La France pointe des doigts l’émission de CO2 des grosses voitures

Concernant l’émission de CO2, l’idée de taxer au poids les véhicules, avancée en novembre dernier par Mr Le Maire, n’a pas abouti. En effet, les règles actuelles de l’UE sur le CO2 favorisent surtout les grosses voitures et pénalisent les petites voitures. Une situation qui ne plait pas du tout au gouvernement français, qui estime que les grosses voitures, à l’exemple des allemandes, sont les plus polluantes.

La France veut revoir les règles UE sur les émissions de CO2

Jusqu’au 31 décembre 2020, date d’application de la règle UE, les constructeurs de voitures doivent s’assurer que la moyenne des émissions de CO2 de leurs voitures neuves soit inférieure à 95g/km, sous peine de payer une amende de 95 euros par gramme supplémentaire et ce multiplié par le nombre de voitures vendues dans l’UE, durant l’année. Une facture qui, au final, peut représenter des centaines de millions d’euros. Un défi à relever pour chaque constructeur, lorsqu’on sait que vers la fin 2018, Toyota était en 1ère place pour une émission moyenne de 99.9g/km contre Mercedez-Benz, en dernière position avec une moyenne de 139.6g/km.

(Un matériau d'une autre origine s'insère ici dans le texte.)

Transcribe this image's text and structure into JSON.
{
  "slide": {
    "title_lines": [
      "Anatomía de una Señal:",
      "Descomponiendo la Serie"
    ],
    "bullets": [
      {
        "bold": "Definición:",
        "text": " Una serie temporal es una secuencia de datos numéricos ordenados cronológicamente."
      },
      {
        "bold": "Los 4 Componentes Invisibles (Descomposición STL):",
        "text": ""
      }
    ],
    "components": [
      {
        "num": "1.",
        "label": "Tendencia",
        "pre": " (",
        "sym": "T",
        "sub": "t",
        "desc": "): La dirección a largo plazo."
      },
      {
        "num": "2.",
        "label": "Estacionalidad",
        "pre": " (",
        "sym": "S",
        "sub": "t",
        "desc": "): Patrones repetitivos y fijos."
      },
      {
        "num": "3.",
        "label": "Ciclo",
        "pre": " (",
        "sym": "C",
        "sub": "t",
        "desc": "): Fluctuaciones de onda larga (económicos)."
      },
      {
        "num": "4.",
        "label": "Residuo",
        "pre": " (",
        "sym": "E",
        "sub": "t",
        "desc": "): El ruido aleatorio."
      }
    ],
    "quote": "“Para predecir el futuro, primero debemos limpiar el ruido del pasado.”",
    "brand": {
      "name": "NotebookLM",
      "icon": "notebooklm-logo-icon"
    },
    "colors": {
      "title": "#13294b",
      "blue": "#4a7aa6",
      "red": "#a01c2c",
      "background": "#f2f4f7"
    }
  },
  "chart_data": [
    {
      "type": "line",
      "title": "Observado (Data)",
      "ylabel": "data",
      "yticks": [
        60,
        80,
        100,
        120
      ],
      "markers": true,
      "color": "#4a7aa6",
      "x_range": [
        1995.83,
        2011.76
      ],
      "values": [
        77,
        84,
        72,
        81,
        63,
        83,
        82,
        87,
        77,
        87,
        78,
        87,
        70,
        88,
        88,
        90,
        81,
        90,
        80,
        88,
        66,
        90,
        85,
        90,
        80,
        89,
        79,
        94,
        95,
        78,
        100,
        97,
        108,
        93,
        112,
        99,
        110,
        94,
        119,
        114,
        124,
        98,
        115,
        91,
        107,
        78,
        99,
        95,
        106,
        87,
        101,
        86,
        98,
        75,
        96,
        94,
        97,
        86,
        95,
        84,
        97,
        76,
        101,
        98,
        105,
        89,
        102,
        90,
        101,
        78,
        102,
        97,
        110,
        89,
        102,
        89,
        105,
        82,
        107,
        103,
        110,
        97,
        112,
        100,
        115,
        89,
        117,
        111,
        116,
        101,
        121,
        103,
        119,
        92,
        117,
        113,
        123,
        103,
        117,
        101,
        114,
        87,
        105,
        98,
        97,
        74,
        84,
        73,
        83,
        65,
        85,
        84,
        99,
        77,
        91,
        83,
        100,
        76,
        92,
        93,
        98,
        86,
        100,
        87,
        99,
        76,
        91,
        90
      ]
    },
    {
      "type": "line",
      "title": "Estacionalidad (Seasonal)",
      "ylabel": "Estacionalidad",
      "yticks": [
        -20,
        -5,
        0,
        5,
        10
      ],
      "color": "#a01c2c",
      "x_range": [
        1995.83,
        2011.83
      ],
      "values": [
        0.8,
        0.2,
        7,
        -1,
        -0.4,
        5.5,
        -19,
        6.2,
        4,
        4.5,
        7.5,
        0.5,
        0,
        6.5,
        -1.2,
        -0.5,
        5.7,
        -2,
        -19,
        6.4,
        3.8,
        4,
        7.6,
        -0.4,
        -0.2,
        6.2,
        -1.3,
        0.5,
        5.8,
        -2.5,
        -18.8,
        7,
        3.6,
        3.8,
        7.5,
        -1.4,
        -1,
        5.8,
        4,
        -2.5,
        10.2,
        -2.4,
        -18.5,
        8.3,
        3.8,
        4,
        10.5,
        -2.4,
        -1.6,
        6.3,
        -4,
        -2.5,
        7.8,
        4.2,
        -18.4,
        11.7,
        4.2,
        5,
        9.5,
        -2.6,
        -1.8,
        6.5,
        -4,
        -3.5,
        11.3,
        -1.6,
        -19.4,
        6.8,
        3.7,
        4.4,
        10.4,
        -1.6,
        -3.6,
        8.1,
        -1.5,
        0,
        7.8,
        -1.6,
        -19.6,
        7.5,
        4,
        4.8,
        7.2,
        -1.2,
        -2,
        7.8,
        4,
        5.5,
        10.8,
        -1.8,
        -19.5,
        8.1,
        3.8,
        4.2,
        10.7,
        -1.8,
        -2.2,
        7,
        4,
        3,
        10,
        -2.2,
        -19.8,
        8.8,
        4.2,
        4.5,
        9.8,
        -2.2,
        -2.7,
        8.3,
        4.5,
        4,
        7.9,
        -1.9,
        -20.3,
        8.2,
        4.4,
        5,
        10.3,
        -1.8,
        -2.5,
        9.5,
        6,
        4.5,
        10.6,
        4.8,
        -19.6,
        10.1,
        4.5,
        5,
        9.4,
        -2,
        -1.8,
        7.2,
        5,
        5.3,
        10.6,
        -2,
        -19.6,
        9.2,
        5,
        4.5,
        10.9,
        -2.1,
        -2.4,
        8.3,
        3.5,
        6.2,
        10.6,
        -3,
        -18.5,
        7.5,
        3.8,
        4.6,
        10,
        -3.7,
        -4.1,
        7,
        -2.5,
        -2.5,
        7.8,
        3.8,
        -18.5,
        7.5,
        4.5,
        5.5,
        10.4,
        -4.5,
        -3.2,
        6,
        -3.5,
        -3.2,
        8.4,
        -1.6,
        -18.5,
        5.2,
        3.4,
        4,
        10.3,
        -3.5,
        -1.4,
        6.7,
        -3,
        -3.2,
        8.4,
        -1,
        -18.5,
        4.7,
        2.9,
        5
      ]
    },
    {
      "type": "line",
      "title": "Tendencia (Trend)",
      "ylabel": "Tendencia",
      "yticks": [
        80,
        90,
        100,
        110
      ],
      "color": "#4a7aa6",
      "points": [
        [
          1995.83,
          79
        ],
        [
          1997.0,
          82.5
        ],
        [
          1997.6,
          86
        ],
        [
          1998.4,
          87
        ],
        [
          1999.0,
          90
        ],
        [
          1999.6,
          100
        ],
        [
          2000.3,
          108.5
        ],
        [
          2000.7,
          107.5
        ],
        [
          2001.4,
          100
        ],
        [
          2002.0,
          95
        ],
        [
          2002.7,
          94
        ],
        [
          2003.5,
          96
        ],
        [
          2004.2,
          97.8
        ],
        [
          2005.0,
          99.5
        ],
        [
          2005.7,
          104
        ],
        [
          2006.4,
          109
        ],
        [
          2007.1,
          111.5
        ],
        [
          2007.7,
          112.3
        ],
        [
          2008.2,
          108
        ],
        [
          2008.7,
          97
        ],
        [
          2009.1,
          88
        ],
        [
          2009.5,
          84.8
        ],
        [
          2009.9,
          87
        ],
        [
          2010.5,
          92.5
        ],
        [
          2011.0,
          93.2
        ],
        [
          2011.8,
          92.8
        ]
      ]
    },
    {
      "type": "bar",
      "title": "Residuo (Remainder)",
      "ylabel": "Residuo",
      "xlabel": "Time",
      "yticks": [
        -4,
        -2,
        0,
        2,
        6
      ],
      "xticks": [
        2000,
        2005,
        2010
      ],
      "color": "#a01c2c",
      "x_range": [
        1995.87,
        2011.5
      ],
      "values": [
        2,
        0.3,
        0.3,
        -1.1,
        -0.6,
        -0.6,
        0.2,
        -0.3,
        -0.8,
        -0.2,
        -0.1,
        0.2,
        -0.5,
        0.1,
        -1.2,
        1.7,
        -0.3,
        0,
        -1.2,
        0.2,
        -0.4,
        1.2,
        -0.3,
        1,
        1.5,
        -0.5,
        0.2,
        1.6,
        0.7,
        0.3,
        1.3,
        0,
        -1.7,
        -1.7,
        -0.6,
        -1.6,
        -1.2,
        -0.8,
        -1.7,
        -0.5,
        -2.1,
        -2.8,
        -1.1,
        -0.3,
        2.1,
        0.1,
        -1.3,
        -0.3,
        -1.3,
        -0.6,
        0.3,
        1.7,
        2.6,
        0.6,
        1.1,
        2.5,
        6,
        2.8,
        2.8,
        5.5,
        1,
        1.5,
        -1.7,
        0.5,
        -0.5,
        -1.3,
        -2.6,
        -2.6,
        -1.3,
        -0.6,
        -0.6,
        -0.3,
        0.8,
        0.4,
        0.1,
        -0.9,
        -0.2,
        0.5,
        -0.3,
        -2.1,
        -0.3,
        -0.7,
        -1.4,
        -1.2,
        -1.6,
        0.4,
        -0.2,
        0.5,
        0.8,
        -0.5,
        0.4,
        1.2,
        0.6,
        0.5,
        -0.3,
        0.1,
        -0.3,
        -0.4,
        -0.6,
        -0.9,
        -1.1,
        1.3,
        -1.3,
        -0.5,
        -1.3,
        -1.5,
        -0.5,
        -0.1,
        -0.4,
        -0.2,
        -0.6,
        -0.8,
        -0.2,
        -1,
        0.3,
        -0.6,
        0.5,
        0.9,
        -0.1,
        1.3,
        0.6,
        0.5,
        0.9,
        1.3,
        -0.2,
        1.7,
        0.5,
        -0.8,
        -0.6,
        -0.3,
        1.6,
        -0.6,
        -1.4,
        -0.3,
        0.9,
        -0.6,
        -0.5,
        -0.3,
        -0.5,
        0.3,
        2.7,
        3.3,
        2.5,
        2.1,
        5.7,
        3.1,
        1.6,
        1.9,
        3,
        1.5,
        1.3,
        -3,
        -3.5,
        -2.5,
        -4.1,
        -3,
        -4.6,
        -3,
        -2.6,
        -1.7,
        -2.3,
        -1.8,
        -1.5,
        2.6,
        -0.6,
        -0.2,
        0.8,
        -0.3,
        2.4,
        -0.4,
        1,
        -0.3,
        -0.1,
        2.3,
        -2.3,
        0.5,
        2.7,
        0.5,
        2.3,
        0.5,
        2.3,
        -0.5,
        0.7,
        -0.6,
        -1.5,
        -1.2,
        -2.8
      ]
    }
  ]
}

Les grosses voitures allemandes peinent à descendre vers 95g/kg, si bien que leurs constructeurs ont fait du lobbying pour moduler ce chiffre en fonction de la masse des véhicules neufs. Du coup, les petites voitures ou moins gourmands en carburant, comme Toyota, Renault et PSA sont pénalisées à descendre légèrement sous la barre du 95g/km, objectif difficilement atteignable. Une situation jugée absurde par la Ministre française de la Transition Ecologique : plus une voiture est grosse, plus elle peut émettre de CO2, sans pour autant être pénalisées???!!!

Des durcissements à venir

L’Union Européenne va encore abaisser de 15% ce plafond pour 2025 et de 37,5% pour 2030, une règle à la fois écologique et fiscale. Toutefois, cela va forcer les constructeurs européens à accélérer l’électrification de leurs véhicules, ce qui pourrait aboutir à une baisse de rentabilité.

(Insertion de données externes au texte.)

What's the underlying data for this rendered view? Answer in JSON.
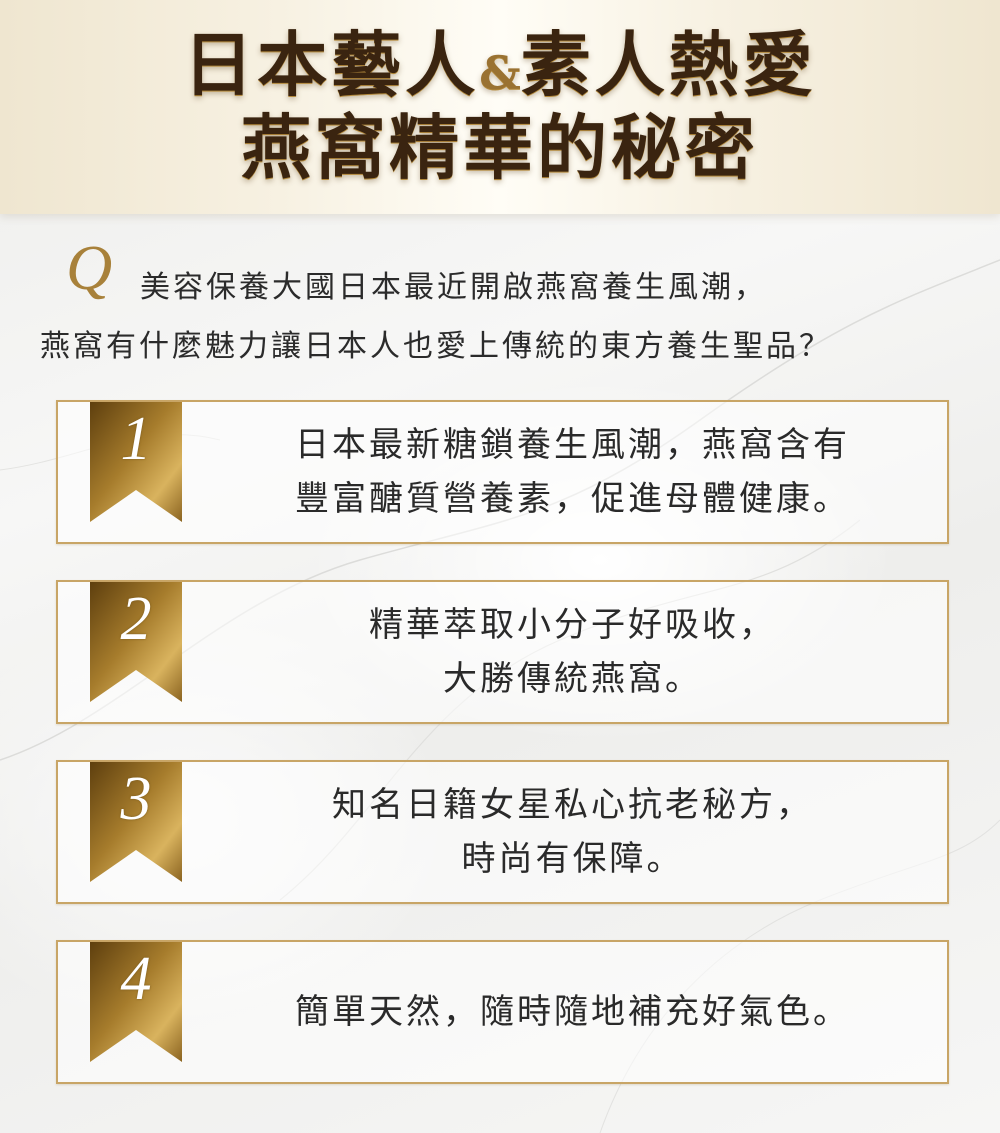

Les SUV ou 4×4 urbains, qui représentent 40% des ventes automobiles dans le monde ont été déclaré par l’Agence Internationale de l’Energie, deuxième source d’augmentation de l’émission de CO2 entre 2010 et 2018. Ce qui a amené le ministre français de l’Economie à mettre en doute la règle de l’UE, qui indexe l’émission de CO2 sur le poids des véhicules, en novembre dernier. Du coup, des taxes qui pénalisent les grosses voitures circulant en France ont été mises en œuvre, avec notamment le relèvement du malus écologique auto à 20 000 euros pour les émissions supérieures à 184g/km à compter du 1er janvier 2020, si l’année dernière, il était à 12 000 euros.

Pour Mr Le Maire, ministre français de l’économie, le principe est simple : plus on pollue, plus on paie. Un appréciable avantage qui favoriserait les voitures légères fabriquées en France, à l’exemple des Renault Clio ou des Peugeot 308.